What is the gig economy and how does it relate to the social impact ecosystem?
What happens when 40,000+ digital do-gooders, techies, marketers, large and small startups, comedians, and more gather (more like takeover an entire city) to explore, share and connect around the role of tech in the world today? How will artificial intelligence, design thinking and robots impact our lives on a daily basis?
These are just a few of the amazing questions, experiences and more that happened while I attended the world’s largest Interactive Tech Festival, SXSW in Austin, Texas last week (for more on this festival see our recent podcast with Tammy Lynn Gimore who runs social impact programing for SXSW). This annual event has become an almost pilgrimage for me to connect with individuals from many diverse sectors, to be blown away about new developments (self-driving cars are already being tested by the hundreds and will soon be by the thousands). Ever since Dr. Catalina Rojas, our director of innovation received a SXSW community service award several years ago for her work with PCDN and for advancing peace in Colombia I’ve been fortunate to return each year. I also keep nominating amazing changemakers for the community service awards each year and attending the award ceremony is one of my favorite events at the festival. This year 6 organizations and 6 individuals received the prestigious SXSW Community Service Award which honors community do-gooders employing new media tools and strategies to make the world (check out the inspiring awardees here. The only international awardee this year was Catalina Escobar, the co-founder of Makaia a wonderful organization located in Medellin, Colombia that is advancing social change through ICT and other tools.
In this short post I want to highlight a few lessons from the past few days, particularly as they connect to our Future of Work and Social Change Career Focus this year.

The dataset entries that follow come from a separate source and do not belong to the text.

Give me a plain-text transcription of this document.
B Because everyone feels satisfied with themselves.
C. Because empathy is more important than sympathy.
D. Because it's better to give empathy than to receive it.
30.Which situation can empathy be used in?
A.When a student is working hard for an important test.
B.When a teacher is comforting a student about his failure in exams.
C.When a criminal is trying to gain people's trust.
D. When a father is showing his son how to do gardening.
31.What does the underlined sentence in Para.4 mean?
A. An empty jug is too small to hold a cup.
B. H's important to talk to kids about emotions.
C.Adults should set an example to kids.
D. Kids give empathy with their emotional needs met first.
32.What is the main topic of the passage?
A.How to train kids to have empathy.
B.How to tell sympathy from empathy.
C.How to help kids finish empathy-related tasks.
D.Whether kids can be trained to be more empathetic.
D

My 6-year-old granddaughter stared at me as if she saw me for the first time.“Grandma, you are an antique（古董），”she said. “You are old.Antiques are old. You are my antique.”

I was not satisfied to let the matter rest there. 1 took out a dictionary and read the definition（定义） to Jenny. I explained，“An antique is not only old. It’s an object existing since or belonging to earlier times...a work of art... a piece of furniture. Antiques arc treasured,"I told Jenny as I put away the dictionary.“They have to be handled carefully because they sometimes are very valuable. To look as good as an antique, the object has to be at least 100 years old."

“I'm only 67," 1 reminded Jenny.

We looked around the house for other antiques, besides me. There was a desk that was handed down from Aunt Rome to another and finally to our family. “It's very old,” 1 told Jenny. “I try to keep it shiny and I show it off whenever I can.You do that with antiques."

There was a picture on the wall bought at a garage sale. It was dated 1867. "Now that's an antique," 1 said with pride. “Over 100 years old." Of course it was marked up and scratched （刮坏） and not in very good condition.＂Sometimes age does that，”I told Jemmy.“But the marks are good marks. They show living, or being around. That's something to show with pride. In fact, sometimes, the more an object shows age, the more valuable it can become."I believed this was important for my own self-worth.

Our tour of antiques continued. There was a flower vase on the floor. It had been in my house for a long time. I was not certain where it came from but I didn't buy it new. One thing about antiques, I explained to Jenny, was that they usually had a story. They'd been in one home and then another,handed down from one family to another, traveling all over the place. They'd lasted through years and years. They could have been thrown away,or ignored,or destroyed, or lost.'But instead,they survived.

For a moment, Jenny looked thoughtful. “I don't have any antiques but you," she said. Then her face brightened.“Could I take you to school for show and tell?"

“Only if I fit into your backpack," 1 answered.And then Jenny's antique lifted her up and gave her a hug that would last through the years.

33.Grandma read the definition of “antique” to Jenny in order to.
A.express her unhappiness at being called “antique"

1. Automation is coming rapidly – There were a number of sessions and experiences I had related to automation. First I had a chance to have a cup of chai by a robot from Briggo (I really wanted coffee but had hit my fill by the evening).
I have to say the taste was pretty good and in chatting with the team, the robot can already make 100 cups per hour which far surpasses most baristas. I was also fortunate to hear the head of Google’s self-driving car Project Waymo, John Krafcik stated
we are working to build the world’s most experienced driver.
Waymo has already been testing in the city of Phoenix for some time (they received over 20,000 volunteers from citizens and selected a small number to be beta-testers). He provided some fascinating data that in the US alone there are over 300 million cars and 1.2 billion parking spaces. 95% of the time cars are idle and imagining a future where ridesharing car services are the norm has huge implications for the future of transport, cities and employment. Although he didn’t provide an exact date for when Waymo will be widely available Mr. Krafcik said “it’s here now. It’s on public roads” and will be rolling out over the next few years in the US (starting in cities with warmer weather).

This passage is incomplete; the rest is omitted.